Heat surged again, hot enough that I kicked one leg out of the covers just to cool off, then immediately dragged it back under because the air felt too cold without something holding me together.

Embarrassment crawled up the back of my neck as the reality of it settled in.

I wanted him to kiss me.

Not in some vague, flattering way. Not in a wouldn’t-that-be-nice-if-I-lived-a-different-life way. In a very real, very here, verynowkind of way.

He’s your brother’s best friend.

The thought snapped across my mind like a rubber band.

Hayes, with his protective big-brother glare and his tendency to treat me like a slightly defective egg. Hayes, who already carried more than his share of guilt when it came to Wes.

My stomach flipped.

I rolled onto my back and stared at the ceiling, chest rising and falling too fast, the sheets twisted around my legs like I’d been wrestling myself all night.

“Get it together,” I told the cracks in the paint. “He didn’t even kiss you.”

The protest felt flimsy, even to me.

The not-kiss had felt like more than most actual kisses I’d had. All that tension, all that almost, stretched tight and humming between us. It had lived in the fraction of space separating his mouth from mine, in the way he’d apologized like it hurt to pull back. In the way his name had left my lips without permission—Wes—as if my body already knew the shape of him in that context.

A tiny, stubborn thrill flickered to life under the embarrassment.

He wanted to kiss me.

It wasn’t just me inventing a moment and pinning it to the wall. He’d leaned in. He’d reached for me. His thumb had brushed my cheek like he’d needed to touch me more than he needed to do the smart thing.
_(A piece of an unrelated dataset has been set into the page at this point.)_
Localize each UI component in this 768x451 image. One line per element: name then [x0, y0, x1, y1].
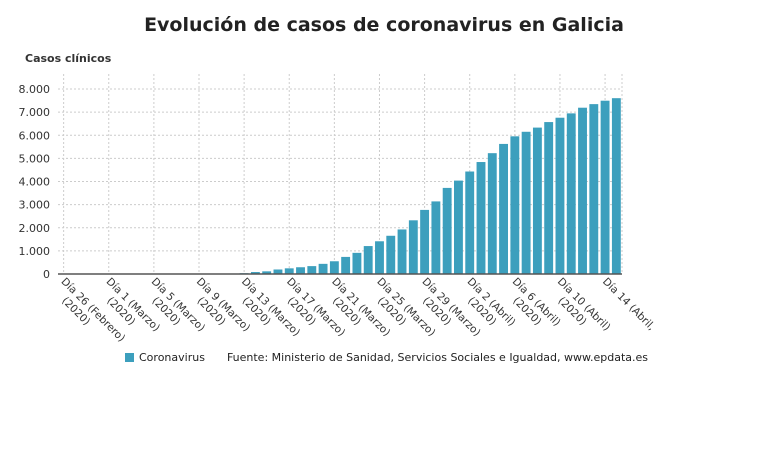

My gaze slid sideways to the closed bedroom door, to the stretch of quiet hallway beyond it, and the memory of last night shifted in my mind, making room for something new.

The soft creak of floorboards. The low thud of weight moving around. The almost-impossible realization that Wes had climbed the stairs.

My heart tripped over itself as I pushed the covers back and swung my legs over the side of the bed, palms braced on the mattress while my head sorted through want and worry and whatever this new feeling was.

Somewhere in all that messy, charged space between what we’d nearly done and what we hadn’t, something had shifted.

I pressed my lips together, my pulse still a frantic flutter beneath my skin, and stood.

I walked to the door and cracked it open, cold air licking at my bare legs as I stepped into the hallway.

I just stood there, listening.

Wes’s bedroom door was open a few inches, just enough that I could see inside as I passed. The bed was made, but not in that untouched, catalog way I’d first seen it. The comforter had the faintest line down the middle where a body had been. One pillow sat a little flatter than the other, like someone had slept there and then tried to smooth the evidence away.

Something in my chest pulled tight.

He’d come upstairs. He’d slept in his own bed. Not on the couch. Not in arm’s reach of the front door. Up here, where the man he used to be had lived.

I shouldn’t have felt proud. It wasn’t my victory. I hadn’t done anything but almost kiss him and then run away like a coward.

Still, a quiet, stupid swell of warmth rose under my ribs.

He was trying, not just surviving.

“Okay,” I whispered to no one, fingers brushing the doorframe as I moved past. “Progress.”